Keep your eyes open: Your dream job might not always be dreamy
Magazine editor Ann Friedman, who says she’s been in the biz since 2005, writes in an essay at CJR.org, “Journalists my age and younger have never operated under the illusion that a staff job at The New Yorker or a New York Times column was in our future. But nearly a decade into the digital-media revolution, another shift has occurred. It’s not just that journalists understand former “prestige” jobs will be nearly impossible to get. Now we don’t even want them.”
Friedman writes about the recent trend of high-profile journalists leaving “prestige” publications to work for startups or even create their own.
“One of the arguments against older media and in favor of sites like Gawker and Salon used to be that you could find a far bigger audience online,” she writes after pointing out that Ken Layne had left a full-time reporting job at Gawker to start the environmental blog Greenfriar. But: “In an age of noxious comment sections, a large audience isn’t the draw it once was. Layne wanted to hand-pick the readership for his work—and set the editorial direction himself.”
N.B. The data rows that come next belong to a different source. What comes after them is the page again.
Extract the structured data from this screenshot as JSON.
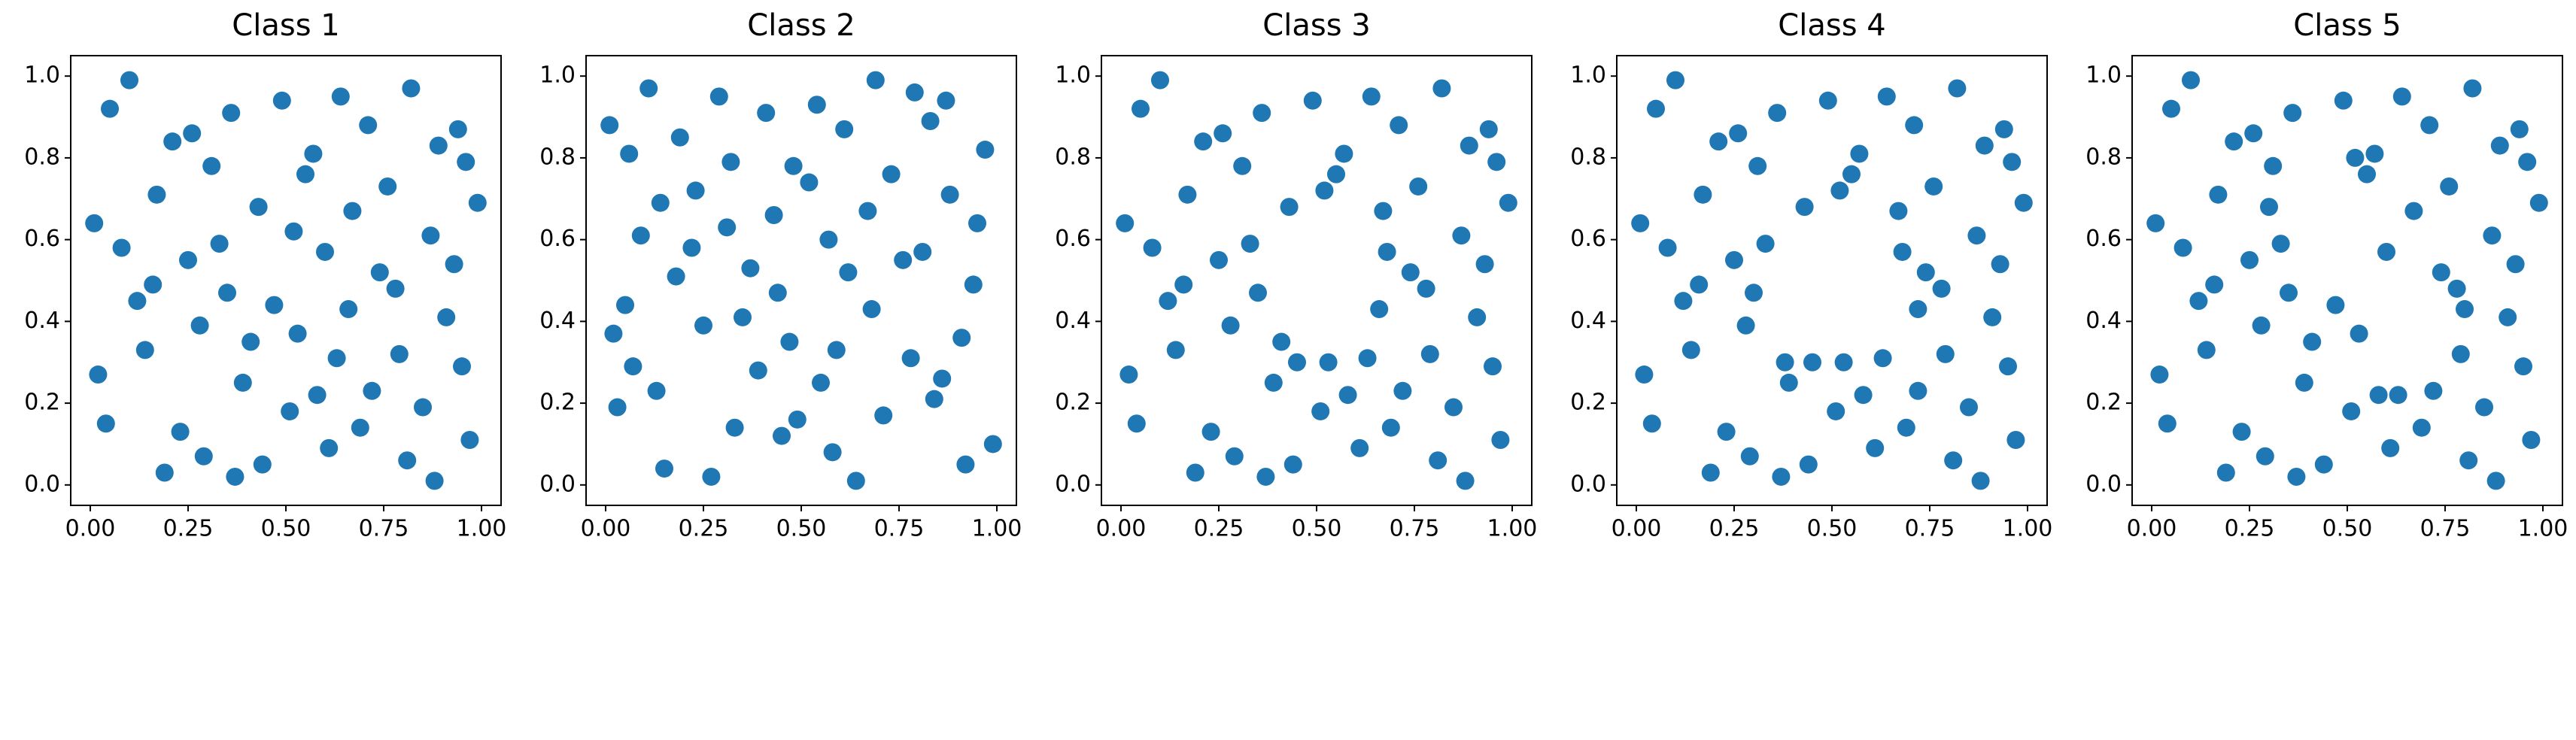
{
  "chart_data": [
    {
      "type": "scatter",
      "title": "Class 1",
      "color": "#1f77b4",
      "x": [
        0.05,
        0.12,
        0.23,
        0.31,
        0.44,
        0.52,
        0.63,
        0.71,
        0.85,
        0.93,
        0.02,
        0.17,
        0.28,
        0.37,
        0.49,
        0.58,
        0.67,
        0.78,
        0.89,
        0.97,
        0.08,
        0.19,
        0.26,
        0.41,
        0.55,
        0.61,
        0.74,
        0.82,
        0.91,
        0.99,
        0.04,
        0.14,
        0.33,
        0.39,
        0.47,
        0.57,
        0.69,
        0.76,
        0.87,
        0.95,
        0.1,
        0.21,
        0.29,
        0.35,
        0.51,
        0.64,
        0.72,
        0.81,
        0.94,
        0.01,
        0.16,
        0.25,
        0.43,
        0.53,
        0.66,
        0.79,
        0.88,
        0.96,
        0.36,
        0.6
      ],
      "y": [
        0.92,
        0.45,
        0.13,
        0.78,
        0.05,
        0.62,
        0.31,
        0.88,
        0.19,
        0.54,
        0.27,
        0.71,
        0.39,
        0.02,
        0.94,
        0.22,
        0.67,
        0.48,
        0.83,
        0.11,
        0.58,
        0.03,
        0.86,
        0.35,
        0.76,
        0.09,
        0.52,
        0.97,
        0.41,
        0.69,
        0.15,
        0.33,
        0.59,
        0.25,
        0.44,
        0.81,
        0.14,
        0.73,
        0.61,
        0.29,
        0.99,
        0.84,
        0.07,
        0.47,
        0.18,
        0.95,
        0.23,
        0.06,
        0.87,
        0.64,
        0.49,
        0.55,
        0.68,
        0.37,
        0.43,
        0.32,
        0.01,
        0.79,
        0.91,
        0.57
      ],
      "xlim": [
        -0.05,
        1.05
      ],
      "ylim": [
        -0.05,
        1.05
      ],
      "xticks": [
        {
          "value": 0,
          "label": "0.00"
        },
        0.25,
        {
          "value": 0.5,
          "label": "0.50"
        },
        0.75,
        {
          "value": 1,
          "label": "1.00"
        }
      ],
      "yticks": [
        {
          "value": 0,
          "label": "0.0"
        },
        0.2,
        0.4,
        0.6,
        0.8,
        {
          "value": 1,
          "label": "1.0"
        }
      ]
    },
    {
      "type": "scatter",
      "title": "Class 2",
      "color": "#1f77b4",
      "x": [
        0.92,
        0.45,
        0.13,
        0.78,
        0.05,
        0.62,
        0.31,
        0.88,
        0.19,
        0.54,
        0.27,
        0.71,
        0.39,
        0.02,
        0.94,
        0.22,
        0.67,
        0.48,
        0.83,
        0.11,
        0.58,
        0.03,
        0.86,
        0.35,
        0.76,
        0.09,
        0.52,
        0.97,
        0.41,
        0.69,
        0.15,
        0.33,
        0.59,
        0.25,
        0.44,
        0.81,
        0.14,
        0.73,
        0.61,
        0.29,
        0.99,
        0.84,
        0.07,
        0.47,
        0.18,
        0.95,
        0.23,
        0.06,
        0.87,
        0.64,
        0.49,
        0.55,
        0.68,
        0.37,
        0.43,
        0.32,
        0.01,
        0.79,
        0.91,
        0.57
      ],
      "y": [
        0.05,
        0.12,
        0.23,
        0.31,
        0.44,
        0.52,
        0.63,
        0.71,
        0.85,
        0.93,
        0.02,
        0.17,
        0.28,
        0.37,
        0.49,
        0.58,
        0.67,
        0.78,
        0.89,
        0.97,
        0.08,
        0.19,
        0.26,
        0.41,
        0.55,
        0.61,
        0.74,
        0.82,
        0.91,
        0.99,
        0.04,
        0.14,
        0.33,
        0.39,
        0.47,
        0.57,
        0.69,
        0.76,
        0.87,
        0.95,
        0.1,
        0.21,
        0.29,
        0.35,
        0.51,
        0.64,
        0.72,
        0.81,
        0.94,
        0.01,
        0.16,
        0.25,
        0.43,
        0.53,
        0.66,
        0.79,
        0.88,
        0.96,
        0.36,
        0.6
      ],
      "xlim": [
        -0.05,
        1.05
      ],
      "ylim": [
        -0.05,
        1.05
      ],
      "xticks": [
        {
          "value": 0,
          "label": "0.00"
        },
        0.25,
        {
          "value": 0.5,
          "label": "0.50"
        },
        0.75,
        {
          "value": 1,
          "label": "1.00"
        }
      ],
      "yticks": [
        {
          "value": 0,
          "label": "0.0"
        },
        0.2,
        0.4,
        0.6,
        0.8,
        {
          "value": 1,
          "label": "1.0"
        }
      ]
    },
    {
      "type": "scatter",
      "title": "Class 3",
      "color": "#1f77b4",
      "x": [
        0.05,
        0.12,
        0.23,
        0.31,
        0.44,
        0.52,
        0.63,
        0.71,
        0.85,
        0.93,
        0.02,
        0.17,
        0.28,
        0.37,
        0.49,
        0.58,
        0.67,
        0.78,
        0.89,
        0.97,
        0.08,
        0.19,
        0.26,
        0.41,
        0.55,
        0.61,
        0.74,
        0.82,
        0.91,
        0.99,
        0.04,
        0.14,
        0.33,
        0.39,
        0.45,
        0.57,
        0.69,
        0.76,
        0.87,
        0.95,
        0.1,
        0.21,
        0.29,
        0.35,
        0.51,
        0.64,
        0.72,
        0.81,
        0.94,
        0.01,
        0.16,
        0.25,
        0.43,
        0.53,
        0.66,
        0.79,
        0.88,
        0.96,
        0.36,
        0.68
      ],
      "y": [
        0.92,
        0.45,
        0.13,
        0.78,
        0.05,
        0.72,
        0.31,
        0.88,
        0.19,
        0.54,
        0.27,
        0.71,
        0.39,
        0.02,
        0.94,
        0.22,
        0.67,
        0.48,
        0.83,
        0.11,
        0.58,
        0.03,
        0.86,
        0.35,
        0.76,
        0.09,
        0.52,
        0.97,
        0.41,
        0.69,
        0.15,
        0.33,
        0.59,
        0.25,
        0.3,
        0.81,
        0.14,
        0.73,
        0.61,
        0.29,
        0.99,
        0.84,
        0.07,
        0.47,
        0.18,
        0.95,
        0.23,
        0.06,
        0.87,
        0.64,
        0.49,
        0.55,
        0.68,
        0.3,
        0.43,
        0.32,
        0.01,
        0.79,
        0.91,
        0.57
      ],
      "xlim": [
        -0.05,
        1.05
      ],
      "ylim": [
        -0.05,
        1.05
      ],
      "xticks": [
        {
          "value": 0,
          "label": "0.00"
        },
        0.25,
        {
          "value": 0.5,
          "label": "0.50"
        },
        0.75,
        {
          "value": 1,
          "label": "1.00"
        }
      ],
      "yticks": [
        {
          "value": 0,
          "label": "0.0"
        },
        0.2,
        0.4,
        0.6,
        0.8,
        {
          "value": 1,
          "label": "1.0"
        }
      ]
    },
    {
      "type": "scatter",
      "title": "Class 4",
      "color": "#1f77b4",
      "x": [
        0.05,
        0.12,
        0.23,
        0.31,
        0.44,
        0.52,
        0.63,
        0.71,
        0.85,
        0.93,
        0.02,
        0.17,
        0.28,
        0.37,
        0.49,
        0.58,
        0.67,
        0.78,
        0.89,
        0.97,
        0.08,
        0.19,
        0.26,
        0.38,
        0.55,
        0.61,
        0.74,
        0.82,
        0.91,
        0.99,
        0.04,
        0.14,
        0.33,
        0.39,
        0.45,
        0.57,
        0.69,
        0.76,
        0.87,
        0.95,
        0.1,
        0.21,
        0.29,
        0.3,
        0.51,
        0.64,
        0.72,
        0.81,
        0.94,
        0.01,
        0.16,
        0.25,
        0.43,
        0.53,
        0.72,
        0.79,
        0.88,
        0.96,
        0.36,
        0.68
      ],
      "y": [
        0.92,
        0.45,
        0.13,
        0.78,
        0.05,
        0.72,
        0.31,
        0.88,
        0.19,
        0.54,
        0.27,
        0.71,
        0.39,
        0.02,
        0.94,
        0.22,
        0.67,
        0.48,
        0.83,
        0.11,
        0.58,
        0.03,
        0.86,
        0.3,
        0.76,
        0.09,
        0.52,
        0.97,
        0.41,
        0.69,
        0.15,
        0.33,
        0.59,
        0.25,
        0.3,
        0.81,
        0.14,
        0.73,
        0.61,
        0.29,
        0.99,
        0.84,
        0.07,
        0.47,
        0.18,
        0.95,
        0.23,
        0.06,
        0.87,
        0.64,
        0.49,
        0.55,
        0.68,
        0.3,
        0.43,
        0.32,
        0.01,
        0.79,
        0.91,
        0.57
      ],
      "xlim": [
        -0.05,
        1.05
      ],
      "ylim": [
        -0.05,
        1.05
      ],
      "xticks": [
        {
          "value": 0,
          "label": "0.00"
        },
        0.25,
        {
          "value": 0.5,
          "label": "0.50"
        },
        0.75,
        {
          "value": 1,
          "label": "1.00"
        }
      ],
      "yticks": [
        {
          "value": 0,
          "label": "0.0"
        },
        0.2,
        0.4,
        0.6,
        0.8,
        {
          "value": 1,
          "label": "1.0"
        }
      ]
    },
    {
      "type": "scatter",
      "title": "Class 5",
      "color": "#1f77b4",
      "x": [
        0.05,
        0.12,
        0.23,
        0.31,
        0.44,
        0.52,
        0.63,
        0.71,
        0.85,
        0.93,
        0.02,
        0.17,
        0.28,
        0.37,
        0.49,
        0.58,
        0.67,
        0.78,
        0.89,
        0.97,
        0.08,
        0.19,
        0.26,
        0.41,
        0.55,
        0.61,
        0.74,
        0.82,
        0.91,
        0.99,
        0.04,
        0.14,
        0.33,
        0.39,
        0.47,
        0.57,
        0.69,
        0.76,
        0.87,
        0.95,
        0.1,
        0.21,
        0.29,
        0.35,
        0.51,
        0.64,
        0.72,
        0.81,
        0.94,
        0.01,
        0.16,
        0.25,
        0.3,
        0.53,
        0.8,
        0.79,
        0.88,
        0.96,
        0.36,
        0.6
      ],
      "y": [
        0.92,
        0.45,
        0.13,
        0.78,
        0.05,
        0.8,
        0.22,
        0.88,
        0.19,
        0.54,
        0.27,
        0.71,
        0.39,
        0.02,
        0.94,
        0.22,
        0.67,
        0.48,
        0.83,
        0.11,
        0.58,
        0.03,
        0.86,
        0.35,
        0.76,
        0.09,
        0.52,
        0.97,
        0.41,
        0.69,
        0.15,
        0.33,
        0.59,
        0.25,
        0.44,
        0.81,
        0.14,
        0.73,
        0.61,
        0.29,
        0.99,
        0.84,
        0.07,
        0.47,
        0.18,
        0.95,
        0.23,
        0.06,
        0.87,
        0.64,
        0.49,
        0.55,
        0.68,
        0.37,
        0.43,
        0.32,
        0.01,
        0.79,
        0.91,
        0.57
      ],
      "xlim": [
        -0.05,
        1.05
      ],
      "ylim": [
        -0.05,
        1.05
      ],
      "xticks": [
        {
          "value": 0,
          "label": "0.00"
        },
        0.25,
        {
          "value": 0.5,
          "label": "0.50"
        },
        0.75,
        {
          "value": 1,
          "label": "1.00"
        }
      ],
      "yticks": [
        {
          "value": 0,
          "label": "0.0"
        },
        0.2,
        0.4,
        0.6,
        0.8,
        {
          "value": 1,
          "label": "1.0"
        }
      ]
    }
  ]
}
The bottom line: The ground is moving. What it means to have a career in media is changing. What used to be a “dream job”—Friedman’s reference to that staff job at The New Yorker or a New York Times column—has become less attractive than some others. The headline of Friedman’s piece is “The new dream job: And the end of old-media prestige.”
That’s why I’m always bugging people to read up on the latest goings on in the biz if they’re trying to launch or sustain a career in media. It’s hard to get ahead in a business if your idea of that business has become obsolete.